Context: I am over 60, and my water activities include an occasional kayak paddle on Dryden Lake, a once-in-awhile canoe float on Cayuga Lake, an annual swim (once per summer) in the Atlantic Ocean, and showers; my favorite in this list is showering because I have mastered it. Agreeing to practice with the dragon boaters had been impulsive. I hoped it wouldn’t end disastrous.
In a state that teetered between determination and resignation, I got in my car on the appointed Saturday and drove to Cass Park. It was early October. The morning was cool and bright; the lake calm, its color shifting through shades of blue and gray as high clouds rearranged themselves and the sunlight.
The club members were welcoming and helpful. In short order, I was sized-up and handed a paddle and life vest. Then came a test. Could I get to my assigned seat in the boat without toppling myself or the paddle into the water? I did. It was my second small victory of the morning – the first one was showing up.
Once seated, I got a quick orientation thanks to Ithaca club members Alan Karasin, Robert Chapman and John Mayer, all experienced paddlers happy to mentor newcomers. Where a paddler sits depends on weight, stroke speed and strength. I was one seat away from the steerer. This is not the power section.
The paddle stroke in dragon boating at first feels awkward, almost counterintuitive, and takes practice. You have to lean over the water, stretch far forward with the paddle, and pull the stroke through with every muscle you can bring to the party. This is not your mama’s canoeing maneuver.

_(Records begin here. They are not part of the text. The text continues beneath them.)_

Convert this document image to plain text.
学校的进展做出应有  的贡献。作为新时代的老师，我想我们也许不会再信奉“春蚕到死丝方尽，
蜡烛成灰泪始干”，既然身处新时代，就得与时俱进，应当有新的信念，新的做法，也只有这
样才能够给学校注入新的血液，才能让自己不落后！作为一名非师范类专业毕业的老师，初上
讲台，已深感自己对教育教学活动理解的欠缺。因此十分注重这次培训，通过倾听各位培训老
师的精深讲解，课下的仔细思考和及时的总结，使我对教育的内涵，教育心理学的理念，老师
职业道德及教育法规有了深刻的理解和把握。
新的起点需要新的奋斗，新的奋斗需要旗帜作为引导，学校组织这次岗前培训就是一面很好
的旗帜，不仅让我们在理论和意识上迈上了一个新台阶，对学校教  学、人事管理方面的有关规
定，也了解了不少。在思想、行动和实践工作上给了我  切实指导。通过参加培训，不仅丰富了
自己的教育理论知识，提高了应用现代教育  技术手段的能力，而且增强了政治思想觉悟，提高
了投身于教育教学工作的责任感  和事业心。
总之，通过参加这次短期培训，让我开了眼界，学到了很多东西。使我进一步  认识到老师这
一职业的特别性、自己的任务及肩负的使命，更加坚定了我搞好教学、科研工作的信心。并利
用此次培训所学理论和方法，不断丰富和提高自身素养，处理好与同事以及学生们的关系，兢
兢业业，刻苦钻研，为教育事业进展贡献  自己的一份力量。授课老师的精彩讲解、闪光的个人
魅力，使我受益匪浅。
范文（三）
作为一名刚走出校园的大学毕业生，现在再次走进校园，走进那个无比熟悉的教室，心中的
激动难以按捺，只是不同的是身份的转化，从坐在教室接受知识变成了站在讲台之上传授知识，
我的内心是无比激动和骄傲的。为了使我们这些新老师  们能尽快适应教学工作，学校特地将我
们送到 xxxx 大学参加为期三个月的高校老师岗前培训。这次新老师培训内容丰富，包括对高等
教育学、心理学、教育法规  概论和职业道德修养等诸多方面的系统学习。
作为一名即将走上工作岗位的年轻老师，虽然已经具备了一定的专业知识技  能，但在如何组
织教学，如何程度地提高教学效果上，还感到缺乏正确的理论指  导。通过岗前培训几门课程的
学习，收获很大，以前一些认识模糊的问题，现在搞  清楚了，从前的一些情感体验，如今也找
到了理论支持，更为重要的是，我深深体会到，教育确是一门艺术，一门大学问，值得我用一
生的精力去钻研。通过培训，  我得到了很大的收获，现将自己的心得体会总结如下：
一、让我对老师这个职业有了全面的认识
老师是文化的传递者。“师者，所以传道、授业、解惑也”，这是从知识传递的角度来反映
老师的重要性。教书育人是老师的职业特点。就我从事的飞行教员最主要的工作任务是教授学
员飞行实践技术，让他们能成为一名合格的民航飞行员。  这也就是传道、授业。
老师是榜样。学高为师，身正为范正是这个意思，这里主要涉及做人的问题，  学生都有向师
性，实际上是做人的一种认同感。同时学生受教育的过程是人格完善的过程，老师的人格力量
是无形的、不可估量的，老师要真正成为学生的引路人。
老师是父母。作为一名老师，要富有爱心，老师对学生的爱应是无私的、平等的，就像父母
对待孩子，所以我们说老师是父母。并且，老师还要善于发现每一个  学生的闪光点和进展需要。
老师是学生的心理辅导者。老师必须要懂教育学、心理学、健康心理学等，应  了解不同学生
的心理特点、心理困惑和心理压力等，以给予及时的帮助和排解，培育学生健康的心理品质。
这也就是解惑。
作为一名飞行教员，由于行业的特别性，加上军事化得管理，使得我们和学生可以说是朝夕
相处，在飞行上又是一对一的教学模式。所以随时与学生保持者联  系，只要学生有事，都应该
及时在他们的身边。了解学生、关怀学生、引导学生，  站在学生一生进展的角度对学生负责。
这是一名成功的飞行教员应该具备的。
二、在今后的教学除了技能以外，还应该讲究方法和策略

Once away from the dock, the steerer puts the paddlers through their paces, alternating between faster and slower rhythms, and having different sections of the boat paddle while others rest. Two minutes can be an eternity when closing in on a rhythm that approximates racing speed.
A boat is 40 feet long; at full strength it carries 20 individuals, 18 paddlers, a drummer in front and a steerer in the rear. To be an able steerer requires understanding wind, waves, temperature variables, strategy, balance dynamics of boats, and a keen sense of your team’s strengths and weaknesses. It’s also the cheerleader position and task master spot. I was not asked if I’d like to try it. Drummers don’t set the pace, the beat mimics the paddlers’ rhythm. It’s an auditory cue that reinforces the stroke speed underway.
When the practice ended, I was tired and, yes, feeling just the teeniest self-righteous. I had kept up – most of the time. It was great fun and a great work out. Other positives of the morning: no heart attack, no falling in the water, and met interesting people of all shapes, ages (several in my own decade), sizes, colors and backgrounds. Before the practice started, I had asked club member Sean Williams if there was one thing he thought important for me to know. He laughed and said, “We make it a point to come back to the dock with the same number of paddlers we started with.” And so we did.
Where to find dragon boats
To witness serious dragon boat competition, and learn more about Chinese culture, don’t miss the 2014 Finger Lakes International Dragon Boat Festival at Cass Park in Ithaca. This year, it’s on Saturday, July 12. Visit fingerlakesdragonboat.org for more information.
For more info about the Ithaca club, check out ithacadragonboat.org. During the season, from May through mid-October, the club practices three times a week, and sessions begin and end at Cass Park in Ithaca. Paddles, life jackets, interesting people and fun are provided, but bring your own water. As for my own piece of advice, don’t wear jeans – damp denim weighs a ton!